PRESQUE ISLE, Maine — This summer, Frank Kearney finds himself in a familiar routine, but one he’d rather not be in.

“We’re going into the dry time of the summer and you can tell by looking at the Aroostook River that it’s already low,” said Kearney, superintendent of the Presque Isle Utilities District.

The PIUD supplies drinking water to almost 6,000 people in Presque Isle from two river-fed wells drawing from a gravel aquifer that in turn is dependent on steady infiltration from the Aroostook River. In August of last year, during the height of a drought, Kearney was prepared to ask the PIUD’s customers to make voluntary cutbacks to water usage.

“I’m concerned earlier this year because it’s dry already,” Kearney said Wednesday. “For this time of year, it’s way below average.”

Each day, Kearney and other PIUD staff monitor the Aroostook River’s flow levels, via the National Weather Service’s Northeast River Forecasting Center.

On July 11, the river was flowing at 323 cubic feet per second, compared to the average for that date of more than 1,000 cubic feet per second, Kearney said. The record low for July 11 was 176 cubic feet per second in 1991.

Presque Isle Utilities District Manager Frank Kearney checks on the Aroostook River’s flow levels multiple times a day. The Aroostook River feeds gravel aquifers that supply drinking water to almost 6,000 people, and as of July, the river’s flow is less than half of the average for this time of year.
(Anthony Brino)

Aroostook County’s farms and gardens also could use rain, although Kearney, a former potato farmer, said that the area’s potato crops are so far looking excellent despite the recent dry spell and colder start to the growing season.

According to the U.S. Drought Monitor as of July 3, southern Maine and parts of western Maine were in a state of moderate drought, while portions of central and western Maine were considered abnormally dry. Northern and Down East Maine were not considered to be either, although according to the National Weather Service, northern Maine ended the month of June with slightly below-average precipitation.

For July, the outlook from the National Weather Service’s Climate Prediction Center forecast an increased likelihood of below-average rainfall and above-average temperatures.

Kearney said the low river levels this early in the driest parts of the year have him worried.

“It’s happening sooner than it did last year. I don’t know how much worse it can get than last year.
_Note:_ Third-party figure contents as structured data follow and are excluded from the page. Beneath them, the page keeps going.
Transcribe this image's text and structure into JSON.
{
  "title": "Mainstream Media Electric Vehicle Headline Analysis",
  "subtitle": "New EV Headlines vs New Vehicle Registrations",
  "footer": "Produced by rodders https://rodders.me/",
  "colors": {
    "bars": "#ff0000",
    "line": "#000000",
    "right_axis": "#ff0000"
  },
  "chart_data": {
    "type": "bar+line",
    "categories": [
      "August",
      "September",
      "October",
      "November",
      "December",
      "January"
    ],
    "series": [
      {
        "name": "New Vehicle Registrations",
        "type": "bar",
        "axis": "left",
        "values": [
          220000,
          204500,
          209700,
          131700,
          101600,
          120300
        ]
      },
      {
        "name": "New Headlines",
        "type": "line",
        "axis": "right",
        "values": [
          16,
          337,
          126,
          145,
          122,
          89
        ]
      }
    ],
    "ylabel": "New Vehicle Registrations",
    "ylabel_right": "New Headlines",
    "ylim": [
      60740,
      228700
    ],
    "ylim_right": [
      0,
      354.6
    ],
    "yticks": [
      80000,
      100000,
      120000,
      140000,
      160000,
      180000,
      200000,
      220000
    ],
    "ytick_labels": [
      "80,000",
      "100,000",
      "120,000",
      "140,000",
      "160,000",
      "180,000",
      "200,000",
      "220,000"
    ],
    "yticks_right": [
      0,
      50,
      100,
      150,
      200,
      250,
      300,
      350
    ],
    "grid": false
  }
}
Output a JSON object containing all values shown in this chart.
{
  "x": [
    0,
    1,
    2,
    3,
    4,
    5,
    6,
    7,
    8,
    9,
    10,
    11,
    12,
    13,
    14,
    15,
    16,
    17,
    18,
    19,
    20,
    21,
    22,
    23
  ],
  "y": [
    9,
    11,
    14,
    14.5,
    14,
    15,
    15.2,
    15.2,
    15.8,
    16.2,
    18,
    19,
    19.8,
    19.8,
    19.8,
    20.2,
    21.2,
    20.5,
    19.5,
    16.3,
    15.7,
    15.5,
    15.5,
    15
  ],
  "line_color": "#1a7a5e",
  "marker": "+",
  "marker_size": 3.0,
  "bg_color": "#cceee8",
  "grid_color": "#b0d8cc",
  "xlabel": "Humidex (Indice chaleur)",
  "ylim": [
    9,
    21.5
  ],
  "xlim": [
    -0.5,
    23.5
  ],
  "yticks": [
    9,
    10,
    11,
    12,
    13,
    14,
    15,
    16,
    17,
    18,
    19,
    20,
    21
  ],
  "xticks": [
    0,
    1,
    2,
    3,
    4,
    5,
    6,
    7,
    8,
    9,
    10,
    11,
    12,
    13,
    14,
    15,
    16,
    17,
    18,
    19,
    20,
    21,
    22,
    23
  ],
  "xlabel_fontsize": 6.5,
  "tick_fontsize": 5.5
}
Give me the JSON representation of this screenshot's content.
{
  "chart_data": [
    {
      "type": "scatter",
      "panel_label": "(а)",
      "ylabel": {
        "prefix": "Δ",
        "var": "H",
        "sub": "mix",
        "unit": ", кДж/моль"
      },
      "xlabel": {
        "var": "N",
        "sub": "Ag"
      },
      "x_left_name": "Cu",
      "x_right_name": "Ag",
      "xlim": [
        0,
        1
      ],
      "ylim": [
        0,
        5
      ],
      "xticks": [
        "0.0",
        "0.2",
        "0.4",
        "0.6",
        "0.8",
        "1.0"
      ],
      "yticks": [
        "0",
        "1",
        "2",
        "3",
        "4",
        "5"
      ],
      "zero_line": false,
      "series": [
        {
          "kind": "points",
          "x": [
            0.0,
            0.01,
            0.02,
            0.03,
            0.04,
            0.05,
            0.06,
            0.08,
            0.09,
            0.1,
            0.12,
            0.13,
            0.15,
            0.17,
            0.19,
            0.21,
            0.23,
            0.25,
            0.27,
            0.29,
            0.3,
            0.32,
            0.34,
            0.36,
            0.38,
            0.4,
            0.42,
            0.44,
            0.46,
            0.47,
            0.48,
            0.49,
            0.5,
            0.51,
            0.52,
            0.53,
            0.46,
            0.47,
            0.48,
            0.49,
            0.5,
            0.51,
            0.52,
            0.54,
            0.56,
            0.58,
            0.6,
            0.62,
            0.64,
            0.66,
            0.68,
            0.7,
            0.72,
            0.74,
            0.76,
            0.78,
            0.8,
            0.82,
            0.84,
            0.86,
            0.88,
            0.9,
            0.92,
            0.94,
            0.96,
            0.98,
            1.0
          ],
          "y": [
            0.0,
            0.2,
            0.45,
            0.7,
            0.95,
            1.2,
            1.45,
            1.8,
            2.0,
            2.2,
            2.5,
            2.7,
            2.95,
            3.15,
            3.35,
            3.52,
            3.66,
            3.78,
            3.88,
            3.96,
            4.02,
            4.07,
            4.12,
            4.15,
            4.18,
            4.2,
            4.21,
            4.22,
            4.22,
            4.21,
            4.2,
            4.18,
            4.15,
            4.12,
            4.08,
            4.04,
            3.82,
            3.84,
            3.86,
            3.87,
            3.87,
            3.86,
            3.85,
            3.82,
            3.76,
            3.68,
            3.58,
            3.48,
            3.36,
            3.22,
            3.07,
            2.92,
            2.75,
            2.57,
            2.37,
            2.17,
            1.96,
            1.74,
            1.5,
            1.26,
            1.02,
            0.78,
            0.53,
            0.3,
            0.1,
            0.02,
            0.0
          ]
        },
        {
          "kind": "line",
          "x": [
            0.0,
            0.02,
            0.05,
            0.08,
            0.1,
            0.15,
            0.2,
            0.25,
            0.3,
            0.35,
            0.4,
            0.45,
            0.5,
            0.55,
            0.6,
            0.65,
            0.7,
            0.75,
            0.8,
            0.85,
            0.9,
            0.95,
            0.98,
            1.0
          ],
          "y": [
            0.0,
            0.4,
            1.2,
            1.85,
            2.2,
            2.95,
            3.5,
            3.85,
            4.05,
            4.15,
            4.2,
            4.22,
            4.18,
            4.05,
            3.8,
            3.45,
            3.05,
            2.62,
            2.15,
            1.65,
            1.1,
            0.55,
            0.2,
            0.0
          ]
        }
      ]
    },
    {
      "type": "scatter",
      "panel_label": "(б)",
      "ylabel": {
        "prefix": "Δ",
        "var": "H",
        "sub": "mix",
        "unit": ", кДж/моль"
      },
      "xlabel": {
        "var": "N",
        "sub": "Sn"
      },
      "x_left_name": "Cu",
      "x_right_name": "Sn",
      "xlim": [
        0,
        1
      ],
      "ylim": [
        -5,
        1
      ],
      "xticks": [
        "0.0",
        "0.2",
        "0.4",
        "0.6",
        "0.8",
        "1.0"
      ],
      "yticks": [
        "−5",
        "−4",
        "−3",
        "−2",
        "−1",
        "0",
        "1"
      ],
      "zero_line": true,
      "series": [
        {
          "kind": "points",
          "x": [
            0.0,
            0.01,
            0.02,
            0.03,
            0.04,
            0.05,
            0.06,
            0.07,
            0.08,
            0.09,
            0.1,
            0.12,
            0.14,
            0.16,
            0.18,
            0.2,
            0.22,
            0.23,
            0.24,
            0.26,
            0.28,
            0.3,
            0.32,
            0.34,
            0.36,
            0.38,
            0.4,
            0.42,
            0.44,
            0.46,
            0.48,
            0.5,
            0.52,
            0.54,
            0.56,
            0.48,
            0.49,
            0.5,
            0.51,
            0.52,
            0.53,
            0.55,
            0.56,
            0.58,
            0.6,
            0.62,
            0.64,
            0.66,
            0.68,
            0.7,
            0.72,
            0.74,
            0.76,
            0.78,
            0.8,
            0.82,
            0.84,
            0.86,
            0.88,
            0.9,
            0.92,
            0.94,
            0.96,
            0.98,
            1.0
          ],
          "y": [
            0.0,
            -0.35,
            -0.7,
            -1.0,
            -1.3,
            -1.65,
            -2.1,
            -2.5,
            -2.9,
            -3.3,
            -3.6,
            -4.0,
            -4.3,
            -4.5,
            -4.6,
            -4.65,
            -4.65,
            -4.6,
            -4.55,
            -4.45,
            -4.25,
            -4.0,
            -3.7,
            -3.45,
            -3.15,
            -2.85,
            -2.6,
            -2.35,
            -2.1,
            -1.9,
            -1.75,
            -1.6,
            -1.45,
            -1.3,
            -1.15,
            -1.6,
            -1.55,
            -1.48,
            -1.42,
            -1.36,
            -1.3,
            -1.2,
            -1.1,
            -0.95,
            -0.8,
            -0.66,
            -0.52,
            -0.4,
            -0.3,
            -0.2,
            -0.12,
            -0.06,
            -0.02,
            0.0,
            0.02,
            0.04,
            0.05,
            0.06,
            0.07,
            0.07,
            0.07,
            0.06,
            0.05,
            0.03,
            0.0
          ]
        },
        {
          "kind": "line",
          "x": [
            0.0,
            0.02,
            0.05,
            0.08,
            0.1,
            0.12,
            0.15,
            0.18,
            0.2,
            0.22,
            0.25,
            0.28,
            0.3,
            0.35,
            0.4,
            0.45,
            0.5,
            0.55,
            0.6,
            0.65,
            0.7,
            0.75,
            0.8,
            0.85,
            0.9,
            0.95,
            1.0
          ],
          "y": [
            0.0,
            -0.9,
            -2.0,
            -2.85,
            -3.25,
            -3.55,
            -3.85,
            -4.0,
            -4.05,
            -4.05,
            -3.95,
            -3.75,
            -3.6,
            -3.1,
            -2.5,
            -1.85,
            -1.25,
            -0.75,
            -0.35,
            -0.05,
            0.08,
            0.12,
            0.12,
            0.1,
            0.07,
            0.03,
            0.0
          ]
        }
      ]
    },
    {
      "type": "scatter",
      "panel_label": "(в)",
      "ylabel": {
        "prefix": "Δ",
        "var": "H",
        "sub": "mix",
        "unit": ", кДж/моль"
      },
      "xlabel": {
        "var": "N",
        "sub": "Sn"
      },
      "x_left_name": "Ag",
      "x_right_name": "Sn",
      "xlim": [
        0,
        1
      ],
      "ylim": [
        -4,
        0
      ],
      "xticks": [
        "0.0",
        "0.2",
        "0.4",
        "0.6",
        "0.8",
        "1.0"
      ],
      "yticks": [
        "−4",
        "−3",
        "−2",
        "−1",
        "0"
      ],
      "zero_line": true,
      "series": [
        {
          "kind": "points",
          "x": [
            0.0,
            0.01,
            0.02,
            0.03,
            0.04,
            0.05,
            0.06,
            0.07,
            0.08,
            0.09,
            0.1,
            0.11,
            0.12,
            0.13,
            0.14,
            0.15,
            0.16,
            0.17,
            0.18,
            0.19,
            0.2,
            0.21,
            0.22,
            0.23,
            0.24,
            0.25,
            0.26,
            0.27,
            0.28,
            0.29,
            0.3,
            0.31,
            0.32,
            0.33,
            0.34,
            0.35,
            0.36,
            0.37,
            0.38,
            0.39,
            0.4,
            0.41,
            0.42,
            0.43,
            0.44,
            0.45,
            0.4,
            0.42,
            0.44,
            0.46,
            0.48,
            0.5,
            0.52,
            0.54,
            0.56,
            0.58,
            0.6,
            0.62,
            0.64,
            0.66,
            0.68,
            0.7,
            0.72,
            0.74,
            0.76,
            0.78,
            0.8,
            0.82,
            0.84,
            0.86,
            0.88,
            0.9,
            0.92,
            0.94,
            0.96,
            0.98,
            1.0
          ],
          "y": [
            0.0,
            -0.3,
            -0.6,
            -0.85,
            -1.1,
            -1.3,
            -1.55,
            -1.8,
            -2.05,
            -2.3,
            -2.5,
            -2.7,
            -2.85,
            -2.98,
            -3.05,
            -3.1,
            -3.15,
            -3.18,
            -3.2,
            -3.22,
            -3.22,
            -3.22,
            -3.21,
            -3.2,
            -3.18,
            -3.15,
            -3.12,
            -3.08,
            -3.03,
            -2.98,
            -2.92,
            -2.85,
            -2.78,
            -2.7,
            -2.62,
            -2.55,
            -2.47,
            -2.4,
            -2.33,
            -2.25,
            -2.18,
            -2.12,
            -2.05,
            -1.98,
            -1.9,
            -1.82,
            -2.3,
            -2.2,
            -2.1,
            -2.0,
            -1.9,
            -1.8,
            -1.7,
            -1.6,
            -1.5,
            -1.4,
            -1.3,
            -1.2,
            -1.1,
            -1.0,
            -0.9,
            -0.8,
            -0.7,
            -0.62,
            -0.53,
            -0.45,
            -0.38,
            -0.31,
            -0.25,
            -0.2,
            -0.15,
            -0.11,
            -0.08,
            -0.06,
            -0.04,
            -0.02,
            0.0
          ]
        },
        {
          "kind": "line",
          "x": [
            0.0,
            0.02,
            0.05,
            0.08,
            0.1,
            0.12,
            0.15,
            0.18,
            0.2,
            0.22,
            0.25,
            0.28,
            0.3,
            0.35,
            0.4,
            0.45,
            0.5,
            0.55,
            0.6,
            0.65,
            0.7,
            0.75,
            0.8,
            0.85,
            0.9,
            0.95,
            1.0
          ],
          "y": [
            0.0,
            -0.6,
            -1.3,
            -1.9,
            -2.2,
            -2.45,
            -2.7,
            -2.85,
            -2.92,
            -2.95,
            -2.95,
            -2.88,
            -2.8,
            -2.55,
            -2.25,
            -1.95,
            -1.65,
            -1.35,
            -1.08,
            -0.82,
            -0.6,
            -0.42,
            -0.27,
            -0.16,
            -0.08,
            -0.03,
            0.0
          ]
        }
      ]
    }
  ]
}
We don’t want to panic quite so much, but we’re seeing the effect of the low river for sure.”

The PIUD has never had to ask its customers to take water conservation measures, but that always remains an option, Kearney said.

The PIUD started using the river-fed wells in 2005, after decades of using surface water — an unreliable source of clean drinking water — from the Presque Isle Stream.

The river-fed wells have been successful overall, but they are more subject to the river’s influence than engineers believed at the time, Kearney said.

The Caribou Utilities District also has river-fed wells, but they are set further back from the river and have better geologic conditions that make them much less exposed to low river levels, said Caribou Utilities District manager Hugh Kirkpatrick.

Kearney said the PIUD has begun an effort to add another well as an alternative source of drinking water to supplement the current wells.

“It would add some supply security,” he said.

Many water utilities in Maine have similar river-fed wells for drinking water, aside from the larger lakes that can supply a consistent clean water supply, Kearney said. Traditional groundwater wells are often insufficient for public drinking water supplies because they can contain metals such as arsenic and aren’t capable of drawing the large quantities needed for a public utility.

“A real good household well might yield five gallons a minute.” The PIUD pumps 600 gallons per minute to meet an average need of 1 million gallons a day, Kearney said.

The PIUD is in the early stages of the effort to add another well and is in discussions with a landowner.

“Developing a well can take at least two years and it would cost, my guess, $1 million easy,” Kearney said.

“I think we’ve got a better than 50-50 chance of getting a usable amount of water and all the water along the Aroostook River is good quality.”